25569397Seventeen-year-old Peter was just a typical teenager, looking for a good time. After a night out with a friend looking for sexual fulfilment, he awakes to find that it’s two year’s in the future – and he has no memory of how he’s got there.

Peter quickly realizes that he’s become something quite different from his younger self. To his horror, he discovers that he’s at the centre of a violent drug-dealing culture, where dangerous vile characters – including his homicidal twin – are searching for him, asking questions that he can no longer answer. All the money in his possession has disappeared. He is only too aware his former associates will want their pound of flesh…

Four decades later, Peter is involved in another harsh battle for survival. During this fight he meets two fascinating creatures: Jennifer, who becomes the love of his life, and a strange and beguiling temptress, who reveals – through torture – the twisted secrets of his lost years.

Upon discovering the truth about his brutal past, Peter decides on a course of action that sees him cast into a world of uncertainty, where nothing stays the same for long… (synopsis from Goodreads)

I was given this book by the publisher in exchange for an honest review.

Rating: 1/10

Overall Impression: An interesting idea, but not very well executed.

Recommend for: Those into the the dictation style of writing.

I must confess that I couldn’t get into this book.
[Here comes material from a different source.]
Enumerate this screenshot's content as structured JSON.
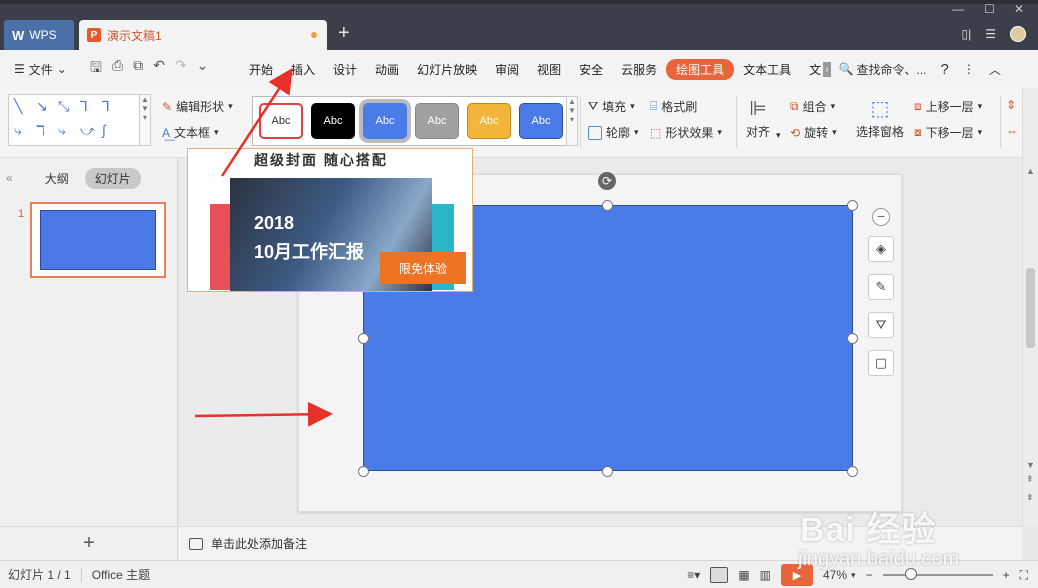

The writing was not up my alley and I didn’t find the main character particularly interesting. So, this review is going to be a little shorter than usual since I didn’t get too far in the book. I feel like this is a bit of a disservice, but it would have taken me months to read it.

I tried to like this book. The concept was interesting and I believe that the dictation style of the book could have worked had it been done differently. I think this book would have been better if it were written in the present or past tense, not dictation. I’m not totally sure why it was written this way since from what I read, this form didn’t necessarily add anything to the narrative or to the voice. It’s possible that it becomes important later. I believe that if this was written in a different way, I would have been able to enjoy it more.

I believe the thing that made the character uninteresting to me was because there was absolutely nothing about him that I could relate to. It’s difficult for me to stay interested when I can’t relate. This could be because there is a chapter that is the typical “high school boy trying to lose his virginity” plot which I have seen way too many times. Granted, this isn’t a large part of the book—at least not from what I read—but it was a bit of a turnoff for me. Of course, some people like and relate to this type of narrative, so if that’s your thing than I would suggest this book.

Essentially what I’m saying is that I was the wrong audience for this book. It’s not what I expected it to be, so unfortunately I’m going to have to give it a low score.